Speech Processing & Conversational AI

A Peek Into the Startup Scene

Wednesday, March 7th, 2pm @EEB 132

Three distinguished alumni of the Ming Hsieh Department of Electrical Engineering return home to share their experiences in the startup world. Each presentation will give attendees insights into what they do and how they got there. Presentations will be followed by a discussion addressing the challenges that startups face. 

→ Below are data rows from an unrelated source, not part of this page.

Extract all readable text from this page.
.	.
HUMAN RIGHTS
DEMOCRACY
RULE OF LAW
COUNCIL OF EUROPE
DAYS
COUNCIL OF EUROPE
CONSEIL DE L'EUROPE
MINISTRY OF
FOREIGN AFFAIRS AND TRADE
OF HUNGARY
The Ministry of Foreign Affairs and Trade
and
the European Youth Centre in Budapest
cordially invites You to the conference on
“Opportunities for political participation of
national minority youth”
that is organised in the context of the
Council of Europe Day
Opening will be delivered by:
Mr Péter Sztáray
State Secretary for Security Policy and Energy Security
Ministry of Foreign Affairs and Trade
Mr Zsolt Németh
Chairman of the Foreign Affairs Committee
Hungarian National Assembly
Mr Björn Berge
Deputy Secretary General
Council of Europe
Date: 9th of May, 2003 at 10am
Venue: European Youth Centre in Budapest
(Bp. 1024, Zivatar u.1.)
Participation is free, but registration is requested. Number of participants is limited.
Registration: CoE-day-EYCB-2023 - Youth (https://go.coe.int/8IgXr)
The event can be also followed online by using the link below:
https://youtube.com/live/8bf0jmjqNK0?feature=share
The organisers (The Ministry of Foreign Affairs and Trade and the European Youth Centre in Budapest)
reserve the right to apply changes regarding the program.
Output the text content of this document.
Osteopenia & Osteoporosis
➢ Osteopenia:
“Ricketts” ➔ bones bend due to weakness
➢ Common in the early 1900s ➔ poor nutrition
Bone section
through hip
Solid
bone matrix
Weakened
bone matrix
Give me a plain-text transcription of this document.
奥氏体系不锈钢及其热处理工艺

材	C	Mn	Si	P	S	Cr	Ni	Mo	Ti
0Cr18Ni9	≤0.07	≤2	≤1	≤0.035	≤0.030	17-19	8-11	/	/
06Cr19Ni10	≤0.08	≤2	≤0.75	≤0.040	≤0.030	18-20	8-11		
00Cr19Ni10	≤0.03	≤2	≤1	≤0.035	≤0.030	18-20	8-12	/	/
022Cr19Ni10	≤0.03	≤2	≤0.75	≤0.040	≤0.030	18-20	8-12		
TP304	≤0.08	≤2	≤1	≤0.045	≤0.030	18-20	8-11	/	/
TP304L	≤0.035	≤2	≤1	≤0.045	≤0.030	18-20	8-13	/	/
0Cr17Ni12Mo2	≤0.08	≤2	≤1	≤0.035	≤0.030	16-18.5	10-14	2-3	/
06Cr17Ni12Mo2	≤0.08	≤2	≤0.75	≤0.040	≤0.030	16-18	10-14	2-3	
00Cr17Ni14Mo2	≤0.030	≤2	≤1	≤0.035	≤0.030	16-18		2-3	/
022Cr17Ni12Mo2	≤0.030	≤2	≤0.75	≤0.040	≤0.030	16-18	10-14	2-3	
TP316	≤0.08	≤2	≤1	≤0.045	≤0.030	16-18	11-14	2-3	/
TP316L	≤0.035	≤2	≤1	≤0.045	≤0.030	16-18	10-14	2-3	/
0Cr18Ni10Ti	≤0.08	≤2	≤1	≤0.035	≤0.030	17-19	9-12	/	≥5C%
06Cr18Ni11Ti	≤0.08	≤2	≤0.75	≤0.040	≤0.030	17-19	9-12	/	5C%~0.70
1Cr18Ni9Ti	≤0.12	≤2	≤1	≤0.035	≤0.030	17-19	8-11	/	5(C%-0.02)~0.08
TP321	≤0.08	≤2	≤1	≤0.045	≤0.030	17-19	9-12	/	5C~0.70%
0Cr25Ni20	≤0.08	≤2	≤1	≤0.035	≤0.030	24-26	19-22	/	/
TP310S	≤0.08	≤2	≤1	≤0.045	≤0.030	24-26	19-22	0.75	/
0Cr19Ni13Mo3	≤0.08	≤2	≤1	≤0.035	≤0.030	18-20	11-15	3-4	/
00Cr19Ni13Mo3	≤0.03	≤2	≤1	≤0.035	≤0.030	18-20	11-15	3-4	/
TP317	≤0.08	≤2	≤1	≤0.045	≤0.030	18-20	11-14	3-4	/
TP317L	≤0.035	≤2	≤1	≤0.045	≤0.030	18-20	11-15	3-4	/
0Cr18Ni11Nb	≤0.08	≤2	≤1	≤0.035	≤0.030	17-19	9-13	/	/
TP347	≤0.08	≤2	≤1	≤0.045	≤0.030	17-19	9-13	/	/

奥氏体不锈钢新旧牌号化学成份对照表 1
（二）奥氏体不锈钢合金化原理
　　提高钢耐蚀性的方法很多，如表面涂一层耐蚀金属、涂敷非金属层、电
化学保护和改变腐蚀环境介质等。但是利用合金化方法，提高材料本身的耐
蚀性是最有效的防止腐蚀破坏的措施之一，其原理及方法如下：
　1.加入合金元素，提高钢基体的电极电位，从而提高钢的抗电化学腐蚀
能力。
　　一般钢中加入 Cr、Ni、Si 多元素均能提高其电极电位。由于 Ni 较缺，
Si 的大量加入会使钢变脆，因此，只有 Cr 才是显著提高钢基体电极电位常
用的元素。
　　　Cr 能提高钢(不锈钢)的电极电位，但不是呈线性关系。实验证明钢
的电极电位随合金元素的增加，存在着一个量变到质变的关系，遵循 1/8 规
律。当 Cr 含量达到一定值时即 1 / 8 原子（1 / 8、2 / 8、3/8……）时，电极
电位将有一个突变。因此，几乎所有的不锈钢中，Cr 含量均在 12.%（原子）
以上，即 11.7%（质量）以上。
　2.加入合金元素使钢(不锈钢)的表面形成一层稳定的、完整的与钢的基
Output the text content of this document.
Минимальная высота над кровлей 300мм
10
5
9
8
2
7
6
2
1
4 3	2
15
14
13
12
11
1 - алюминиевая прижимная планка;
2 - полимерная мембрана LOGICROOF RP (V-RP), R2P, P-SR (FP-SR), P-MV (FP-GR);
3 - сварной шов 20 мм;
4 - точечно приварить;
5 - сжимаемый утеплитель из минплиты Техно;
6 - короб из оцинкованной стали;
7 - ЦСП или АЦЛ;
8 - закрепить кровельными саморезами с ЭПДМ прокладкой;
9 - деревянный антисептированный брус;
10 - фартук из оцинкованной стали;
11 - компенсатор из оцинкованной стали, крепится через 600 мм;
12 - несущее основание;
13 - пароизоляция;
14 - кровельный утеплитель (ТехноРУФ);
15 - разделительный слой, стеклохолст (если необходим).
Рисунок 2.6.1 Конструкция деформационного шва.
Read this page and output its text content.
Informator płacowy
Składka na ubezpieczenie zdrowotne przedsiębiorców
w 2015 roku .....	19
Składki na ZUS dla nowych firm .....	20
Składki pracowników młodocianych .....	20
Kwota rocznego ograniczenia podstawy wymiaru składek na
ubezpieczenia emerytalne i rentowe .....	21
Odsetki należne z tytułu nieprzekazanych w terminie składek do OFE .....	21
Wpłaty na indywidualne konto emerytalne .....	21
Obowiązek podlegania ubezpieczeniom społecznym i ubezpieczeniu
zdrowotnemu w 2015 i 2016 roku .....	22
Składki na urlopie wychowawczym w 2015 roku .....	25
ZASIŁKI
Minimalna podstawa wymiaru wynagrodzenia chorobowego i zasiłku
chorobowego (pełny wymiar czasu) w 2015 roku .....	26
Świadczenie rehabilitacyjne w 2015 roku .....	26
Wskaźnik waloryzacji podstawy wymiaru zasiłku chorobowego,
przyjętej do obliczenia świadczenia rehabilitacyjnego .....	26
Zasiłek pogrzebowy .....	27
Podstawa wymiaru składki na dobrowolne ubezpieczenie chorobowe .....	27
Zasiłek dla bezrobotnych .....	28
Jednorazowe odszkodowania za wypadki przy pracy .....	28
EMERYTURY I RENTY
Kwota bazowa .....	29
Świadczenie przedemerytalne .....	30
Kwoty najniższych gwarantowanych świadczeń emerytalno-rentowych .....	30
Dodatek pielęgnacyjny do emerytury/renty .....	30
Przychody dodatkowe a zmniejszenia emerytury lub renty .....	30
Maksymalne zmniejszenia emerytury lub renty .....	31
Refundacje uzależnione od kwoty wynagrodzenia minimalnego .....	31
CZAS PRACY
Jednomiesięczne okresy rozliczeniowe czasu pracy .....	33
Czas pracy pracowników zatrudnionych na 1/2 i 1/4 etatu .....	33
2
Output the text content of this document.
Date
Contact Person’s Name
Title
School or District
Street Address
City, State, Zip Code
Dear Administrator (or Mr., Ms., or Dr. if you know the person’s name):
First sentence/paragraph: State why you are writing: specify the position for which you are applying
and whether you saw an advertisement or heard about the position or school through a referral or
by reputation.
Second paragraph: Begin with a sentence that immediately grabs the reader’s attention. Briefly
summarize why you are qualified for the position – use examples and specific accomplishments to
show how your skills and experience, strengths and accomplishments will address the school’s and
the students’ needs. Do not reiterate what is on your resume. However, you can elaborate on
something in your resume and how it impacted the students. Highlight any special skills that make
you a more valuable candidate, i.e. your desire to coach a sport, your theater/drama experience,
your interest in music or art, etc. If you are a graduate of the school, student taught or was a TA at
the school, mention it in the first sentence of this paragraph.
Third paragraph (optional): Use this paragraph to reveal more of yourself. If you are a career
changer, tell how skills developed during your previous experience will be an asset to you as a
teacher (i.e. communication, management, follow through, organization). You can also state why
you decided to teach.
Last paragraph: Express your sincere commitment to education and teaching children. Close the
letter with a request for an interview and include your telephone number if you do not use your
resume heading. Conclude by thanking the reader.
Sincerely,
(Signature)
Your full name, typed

Dr. Samuel Kim - Senior Speech Specialist at Gridspace


The Gridspace Sift conversational search system is designed to search through billions of minutes of long-form, conversational speech data. The core technology allows for complex searches that combine semantic and signal information, and a method for executing constraints on time, logical structure, and metadata. The system utilizes specialized word and signal embeddings and methods to transform compound queries (boolean, set operations, and temporal operators) into matrix operations performed in a highly-distributed manner.


Dr. Kyu Jeong Han - Principal Machine Learning Scientist at Capio Inc.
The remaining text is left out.